FIRST THE IPHONE; NOW THE IPURSE

- Oct 30, 2018-

RFID continues to show its potential for moving well beyond business applications and into everyday lifestyles. Recently we’ve blogged about RFID-enabled washing machines and wardrobes. Now, a team of researchers from the University of Dubai have invented the iPurse, an RFID-enabled device capable of tracking personal belongings like keys and laptops, even lipstick and glasses.

The RFID-enabled iPurse interacts with an NFC powered mobile phone.

A professor from the University of Wollongong in Dubai (UOWD) and two of his students invented the iPurse, which will ensure that you never lose your keys again, once they are slapped with an RFID tag. By interacting with NFC-enabled mobile phones, users have a constant update of where their items are.

“RFID is a very common thing but what’s unique about this project is that it’s more consumer-based and it’s an intelligent purse,” said Dr Mohammad Watfa, assistant professor in UOWD’s department of computer science, who built the iPurse with his students.

According to a press release issued by the University of Wollongong, the project is under patent and has already received interest from international companies seeking to commercialize the system.

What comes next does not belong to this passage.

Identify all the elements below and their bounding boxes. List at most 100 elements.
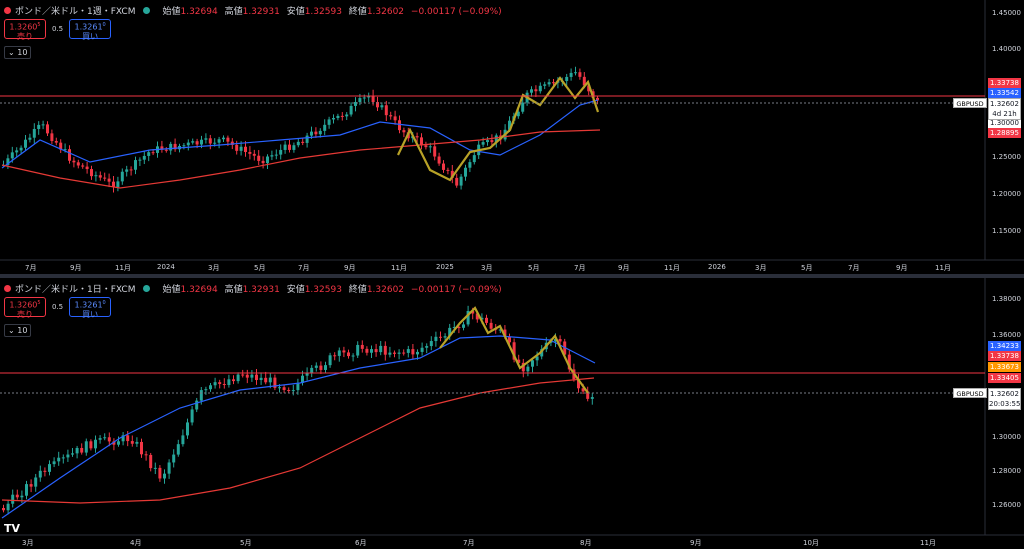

Aside from helping to locate car keys or a lost necklace, the iPurse is designed to interact with your online calendar to program activities and the items you may need for the specific appointment. For example, a mobile phone could send a college student a message 15 minutes before a math class, reminding them to bring their math book. Can’t find the math book? The iPurse solves that problem too.

“If it’s cold and rainy outside and your calendar is connected to the weather center, it will check whether you have your scarf and umbrella in your purse,” said Watfa. “If you don’t, it will send a message reminding you to take those items.”

Watfa said that items can also be programmed by priority. “If it’s high then you will be reminded if it leaves your purse for five seconds or more. A low priority gives you some time like half-an-hour or one hour.”